The Breakfast Room at Marjorie Merriweather Post’s Hillwood estate, Washington. The emerald, green glass chandelier is from Catherine the Great’s bedroom in the Catherine Palace at Tsarskoe Selo. It alludes to the wider collection at Hillwood, as Marjorie Merriweather Post was an early and avid collection of Imperial Era Russian works of art. Marjorie Merriweather (1887 –1973) was born in Springfield, Illinois, the daughter and only child of C. W. Post and Ella Letitia Merriweather. At age 27, following her father’s death in 1914, she became the owner of the rapidly growing Postum Cereal Company, inheriting what was at the time an unfathomable fortune of US$20 million and becoming the wealthiest woman in the United States.

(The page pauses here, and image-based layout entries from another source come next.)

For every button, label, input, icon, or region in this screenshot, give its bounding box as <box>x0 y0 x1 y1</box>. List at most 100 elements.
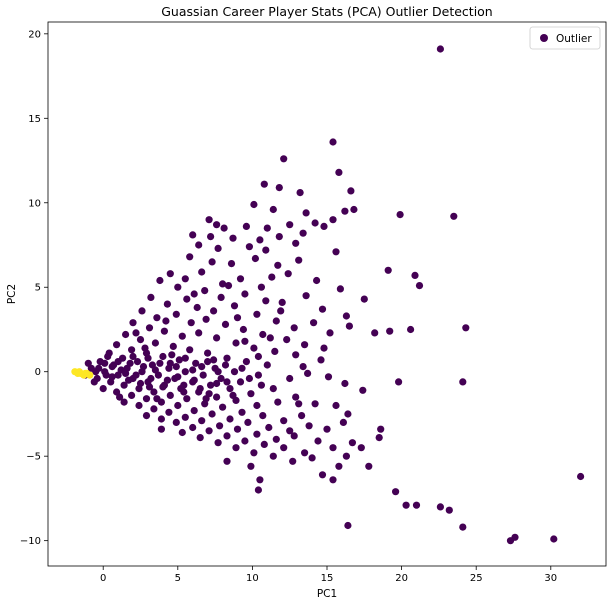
data-point <box>345 322 353 330</box>
data-point <box>459 523 467 531</box>
data-point <box>242 222 250 230</box>
data-point <box>178 428 186 437</box>
data-point <box>329 216 337 224</box>
data-point <box>174 373 182 381</box>
data-point <box>217 293 225 301</box>
data-point <box>295 400 303 408</box>
data-point <box>436 503 444 511</box>
data-point <box>144 354 152 362</box>
plot-frame <box>47 21 607 567</box>
data-point <box>186 253 194 261</box>
data-point <box>320 344 328 352</box>
data-point <box>320 222 328 230</box>
data-point <box>216 422 224 430</box>
data-point <box>251 254 259 263</box>
data-point <box>120 381 128 389</box>
data-point <box>304 369 312 377</box>
y-axis-ticks: −10 −5 0 5 10 15 20 <box>20 29 48 547</box>
y-tick-label: 15 <box>28 114 41 125</box>
data-point <box>122 369 130 377</box>
data-point <box>172 363 180 371</box>
data-point <box>219 280 227 288</box>
data-point <box>377 425 385 433</box>
data-point <box>165 408 173 416</box>
data-point <box>384 266 392 274</box>
data-point <box>269 452 277 460</box>
data-point <box>577 472 585 481</box>
legend-entry-outlier: Outlier <box>556 33 592 45</box>
y-tick-label: 5 <box>35 283 41 294</box>
data-point <box>220 224 228 232</box>
data-point <box>341 379 349 388</box>
data-point <box>263 361 271 369</box>
data-point <box>284 270 292 278</box>
data-point <box>286 221 294 229</box>
data-point <box>108 373 116 381</box>
data-point <box>275 233 283 241</box>
data-point <box>335 168 343 176</box>
data-point <box>375 434 383 442</box>
data-point <box>357 444 365 452</box>
data-point <box>239 325 247 334</box>
data-point <box>233 425 242 433</box>
data-point <box>254 352 262 361</box>
data-point <box>260 180 268 188</box>
x-tick-label: 10 <box>246 573 259 584</box>
data-point <box>392 488 400 496</box>
data-point <box>163 376 171 384</box>
data-point <box>99 385 107 393</box>
data-point <box>163 300 171 308</box>
data-point <box>114 358 122 366</box>
data-point <box>139 363 148 371</box>
data-point <box>280 444 288 452</box>
data-point <box>271 347 279 355</box>
data-point <box>207 381 215 389</box>
data-point <box>214 244 222 252</box>
data-point <box>132 371 140 379</box>
data-point <box>292 239 300 247</box>
data-point <box>181 368 189 376</box>
data-point <box>208 258 216 266</box>
data-point <box>253 430 261 438</box>
data-point <box>168 351 176 359</box>
data-point <box>365 462 373 470</box>
data-point <box>259 330 267 339</box>
data-point <box>186 346 194 354</box>
data-point <box>108 363 116 371</box>
data-point <box>92 368 100 376</box>
data-point <box>147 293 155 301</box>
data-point <box>257 381 265 389</box>
data-point <box>198 417 206 425</box>
data-point <box>142 412 151 420</box>
data-point <box>175 356 183 364</box>
data-point <box>342 452 350 460</box>
data-point <box>157 415 165 423</box>
data-point <box>329 444 337 452</box>
data-point <box>199 371 207 379</box>
data-point <box>229 391 237 399</box>
data-point <box>166 270 174 278</box>
data-point <box>153 395 161 403</box>
y-tick-label: 0 <box>35 367 41 378</box>
data-point <box>268 273 276 281</box>
data-point <box>250 344 258 352</box>
data-point <box>132 329 140 337</box>
data-point <box>205 427 213 435</box>
data-point <box>181 275 189 283</box>
data-point <box>166 391 174 399</box>
data-point <box>329 476 337 484</box>
data-point <box>141 344 149 352</box>
legend-marker <box>540 34 548 42</box>
legend: Outlier <box>529 26 601 50</box>
data-point <box>159 383 167 391</box>
data-point <box>84 359 92 367</box>
data-point <box>90 378 98 386</box>
data-point <box>241 290 249 298</box>
data-point <box>181 354 189 362</box>
data-point <box>266 334 274 342</box>
data-point <box>308 454 316 462</box>
data-point <box>241 337 249 345</box>
data-point <box>101 359 109 367</box>
data-point <box>253 401 261 410</box>
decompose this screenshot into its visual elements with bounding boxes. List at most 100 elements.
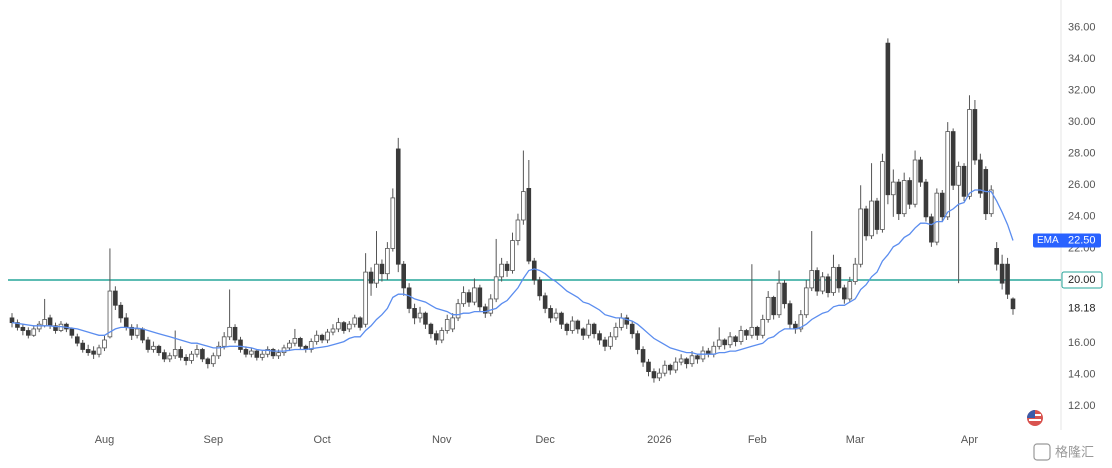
- candle-body: [308, 341, 314, 350]
- y-tick-label: 34.00: [1068, 53, 1096, 65]
- x-tick-label: Oct: [314, 434, 331, 446]
- candle-body: [929, 216, 934, 243]
- x-tick-label: Sep: [203, 434, 223, 446]
- x-tick-label: Feb: [748, 434, 767, 446]
- candle-body: [662, 364, 668, 374]
- candle-body: [504, 263, 510, 271]
- candle-body: [678, 358, 684, 363]
- candle-body: [880, 161, 885, 230]
- candle-body: [651, 371, 657, 379]
- candle-body: [765, 296, 771, 320]
- candle-body: [96, 347, 102, 355]
- flag-icon: [1027, 410, 1043, 426]
- candle-body: [1005, 263, 1010, 295]
- candle-body: [42, 319, 47, 327]
- candle-body: [722, 339, 727, 346]
- level-badge: [1061, 271, 1103, 289]
- x-tick-label: Mar: [846, 434, 865, 446]
- candle-body: [15, 322, 20, 328]
- candle-body: [205, 358, 211, 365]
- candle-body: [863, 208, 869, 237]
- candle-body: [521, 191, 526, 221]
- candle-body: [629, 323, 635, 335]
- candle-body: [613, 326, 619, 338]
- candle-body: [395, 148, 401, 265]
- candle-body: [537, 279, 543, 297]
- y-tick-label: 36.00: [1068, 21, 1096, 33]
- candle-body: [771, 296, 776, 316]
- candle-body: [390, 197, 396, 249]
- candle-body: [619, 317, 624, 328]
- candle-body: [564, 323, 570, 331]
- candle-body: [412, 308, 417, 319]
- candle-body: [667, 364, 673, 371]
- candle-body: [385, 248, 390, 275]
- candle-body: [249, 350, 254, 355]
- candle-body: [553, 312, 559, 319]
- candle-body: [684, 358, 689, 365]
- candle-body: [352, 317, 358, 325]
- ema-badge: [1033, 233, 1101, 248]
- candle-body: [85, 349, 91, 354]
- candle-body: [292, 338, 298, 344]
- candle-body: [287, 342, 292, 349]
- candle-body: [602, 339, 608, 347]
- candle-body: [36, 323, 42, 330]
- candle-body: [961, 165, 967, 197]
- candle-body: [434, 333, 439, 341]
- candle-body: [635, 333, 640, 350]
- candle-body: [178, 349, 183, 358]
- candle-body: [782, 282, 787, 305]
- candle-body: [972, 109, 978, 161]
- candle-body: [172, 349, 178, 357]
- candle-body: [831, 266, 836, 294]
- candle-body: [406, 287, 412, 309]
- candle-body: [363, 271, 368, 325]
- candle-body: [510, 240, 515, 271]
- candle-body: [151, 345, 156, 350]
- candle-body: [994, 248, 999, 265]
- candle-body: [129, 326, 134, 336]
- candle-body: [591, 323, 597, 335]
- x-tick-label: Nov: [432, 434, 452, 446]
- candle-body: [657, 372, 662, 379]
- candle-body: [967, 109, 972, 197]
- y-tick-label: 28.00: [1068, 148, 1096, 160]
- candle-body: [461, 292, 466, 305]
- candle-body: [346, 323, 352, 330]
- candle-body: [357, 317, 363, 328]
- candle-body: [901, 180, 907, 215]
- candle-body: [401, 263, 406, 289]
- ema-badge-name: EMA: [1037, 235, 1059, 246]
- candle-body: [760, 319, 766, 336]
- candle-body: [869, 200, 874, 237]
- candle-body: [472, 287, 477, 303]
- candle-body: [26, 330, 31, 336]
- candle-body: [31, 328, 37, 336]
- candle-body: [221, 336, 227, 347]
- candle-body: [336, 322, 341, 330]
- candle-body: [379, 263, 385, 275]
- candle-body: [47, 317, 53, 327]
- candle-body: [74, 336, 80, 344]
- y-tick-label: 14.00: [1068, 369, 1096, 381]
- candle-body: [488, 298, 494, 314]
- watermark-logo: [1033, 443, 1051, 461]
- candle-body: [820, 276, 825, 292]
- candle-body: [896, 181, 902, 215]
- candle-body: [162, 352, 167, 360]
- candle-body: [455, 303, 461, 319]
- candle-body: [368, 271, 374, 284]
- candle-body: [608, 336, 613, 347]
- y-tick-label: 16.00: [1068, 337, 1096, 349]
- candle-body: [858, 208, 863, 265]
- candle-body: [113, 290, 118, 306]
- candle-body: [319, 334, 325, 341]
- candle-body: [825, 276, 831, 294]
- candle-body: [836, 266, 842, 289]
- candle-body: [276, 352, 281, 357]
- candle-body: [156, 345, 162, 354]
- candle-body: [570, 320, 575, 331]
- candle-body: [325, 331, 330, 341]
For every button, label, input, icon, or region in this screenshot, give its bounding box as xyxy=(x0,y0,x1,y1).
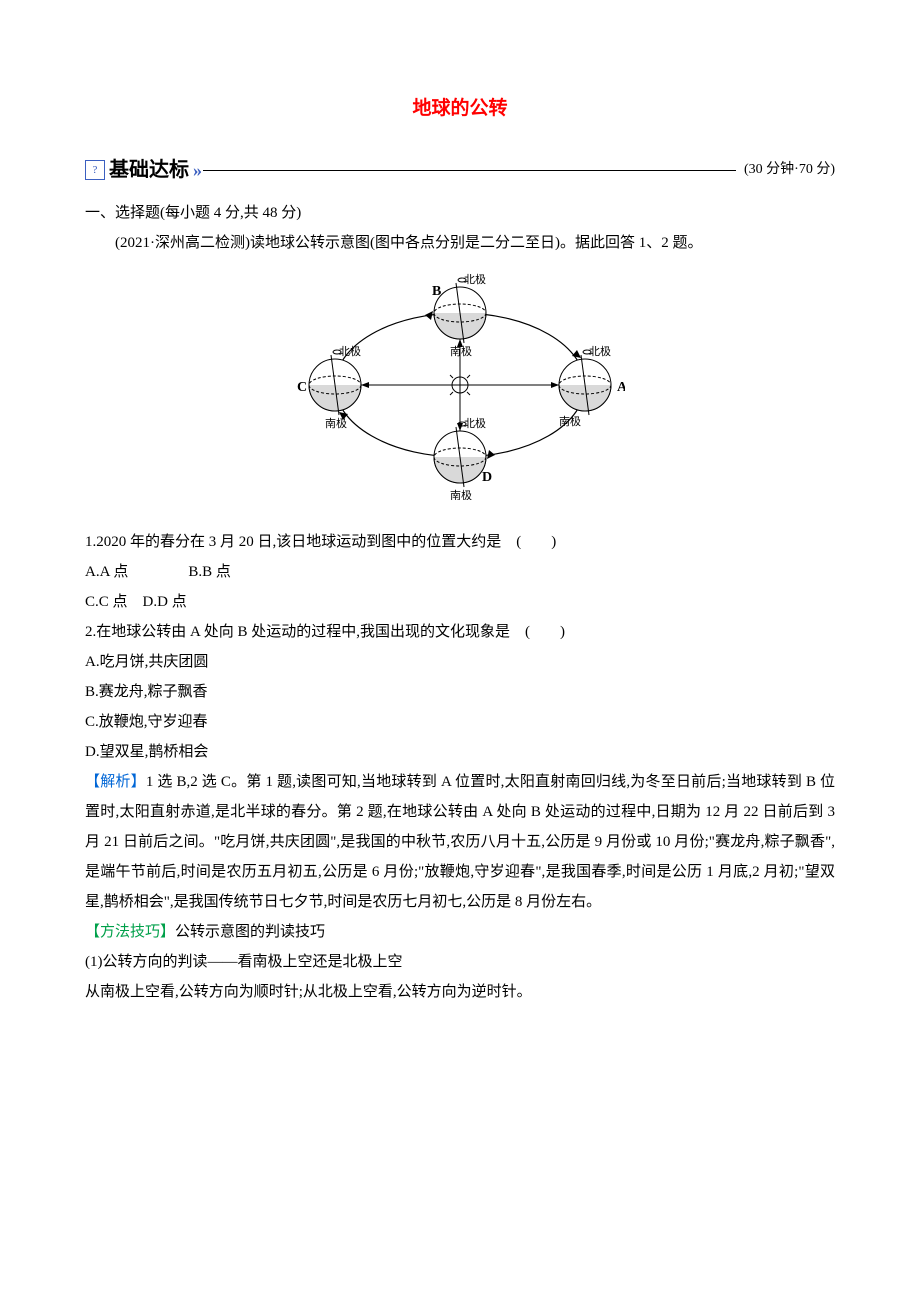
analysis-text: 1 选 B,2 选 C。第 1 题,读图可知,当地球转到 A 位置时,太阳直射南… xyxy=(85,774,835,910)
svg-text:北极: 北极 xyxy=(339,344,361,358)
question-2: 2.在地球公转由 A 处向 B 处运动的过程中,我国出现的文化现象是 ( ) xyxy=(85,617,835,647)
point-B: B xyxy=(432,284,441,299)
orbit-diagram: 北极 南极 A 北极 南极 B 北极 南极 C xyxy=(85,270,835,511)
method-label: 【方法技巧】 xyxy=(85,924,175,940)
question-mark-icon: ? xyxy=(85,160,105,180)
q1-opt-C: C.C 点 xyxy=(85,594,128,610)
method-heading: 【方法技巧】公转示意图的判读技巧 xyxy=(85,917,835,947)
q2-opt-D: D.望双星,鹊桥相会 xyxy=(85,737,835,767)
svg-text:南极: 南极 xyxy=(325,416,347,430)
q1-opt-D: D.D 点 xyxy=(143,594,187,610)
method-line-1: (1)公转方向的判读——看南极上空还是北极上空 xyxy=(85,947,835,977)
svg-text:北极: 北极 xyxy=(464,416,486,430)
header-rule xyxy=(203,170,736,171)
question-intro: (2021·深州高二检测)读地球公转示意图(图中各点分别是二分二至日)。据此回答… xyxy=(85,228,835,258)
point-D: D xyxy=(482,470,492,485)
analysis-paragraph: 【解析】1 选 B,2 选 C。第 1 题,读图可知,当地球转到 A 位置时,太… xyxy=(85,767,835,917)
q2-opt-B: B.赛龙舟,粽子飘香 xyxy=(85,677,835,707)
south-label: 南极 xyxy=(559,414,581,428)
point-A: A xyxy=(617,380,625,395)
q2-opt-A: A.吃月饼,共庆团圆 xyxy=(85,647,835,677)
header-time: (30 分钟·70 分) xyxy=(744,156,835,184)
method-title: 公转示意图的判读技巧 xyxy=(175,924,325,940)
q1-options-line1: A.A 点 B.B 点 xyxy=(85,557,835,587)
section-heading: 一、选择题(每小题 4 分,共 48 分) xyxy=(85,198,835,228)
header-label: 基础达标 xyxy=(109,150,189,190)
point-C: C xyxy=(297,380,307,395)
chevrons-icon: » xyxy=(193,152,199,188)
q1-options-line2: C.C 点 D.D 点 xyxy=(85,587,835,617)
q1-opt-B: B.B 点 xyxy=(188,564,231,580)
header-badge: ? 基础达标 » xyxy=(85,150,203,190)
north-label: 北极 xyxy=(589,344,611,358)
question-1: 1.2020 年的春分在 3 月 20 日,该日地球运动到图中的位置大约是 ( … xyxy=(85,527,835,557)
section-header: ? 基础达标 » (30 分钟·70 分) xyxy=(85,150,835,190)
q2-opt-C: C.放鞭炮,守岁迎春 xyxy=(85,707,835,737)
page-title: 地球的公转 xyxy=(85,90,835,128)
analysis-label: 【解析】 xyxy=(85,774,146,790)
svg-text:北极: 北极 xyxy=(464,272,486,286)
svg-text:南极: 南极 xyxy=(450,488,472,500)
method-line-2: 从南极上空看,公转方向为顺时针;从北极上空看,公转方向为逆时针。 xyxy=(85,977,835,1007)
q1-opt-A: A.A 点 xyxy=(85,564,128,580)
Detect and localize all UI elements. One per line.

The salle à manger of Princesse Mathilde at 24 rue de Courcelles painted by Giraud Sébastien Charles in 1854 (©RMN).
The Chinese Dining Room in Buckingham Palace is furnished with artworks originally made for the Royal Pavilion, Brighton, which was George IV’s pleasure palace decorated in the extravagant chinoiserie style.
The dining room of the Hôtel de la Marine Paris, so called because for more than two hundred years it was home to the Ministry of the French Navy. Built by Ange-Jacques Gabriel, the principal architect of King Louis XV of France, the Hôtel de la Marine was originally the home of the royal Garde-Meuble, the office managing the furnishing of all royal properties.
Elegant rather than truly palatial, it is considered the quintessential example of a French dining-room with tall, panelled doors, silk wall-hangings embroidered with flowers and pittoresque medallions and white painted chairs. The two buffet cabinets are exceptional examples by the royal cabinetmaker Jean-Henri Riesener (1734 – 1806), a pupil of Oeben, the greatest cabinetmaker of his time. The table is set with Sèvres porcelain and has been recreated in the spirit of Le Déjeuner d’huîtres a painting by Jean-François de Troy (1735).
Le Déjeuner d’huîtres painted in 1735 together with Nicolas Lancret’s Le Déjeuner de jambon were commissioned by Louis XV to decorate the dining room in the lesser apartments at the Palace of Versailles. It includes the first appearance of a champagne bottle in painting. Both paintings are now in the Musée Condé (photo credit: Musée Condé Château de Chantilly ©RMN).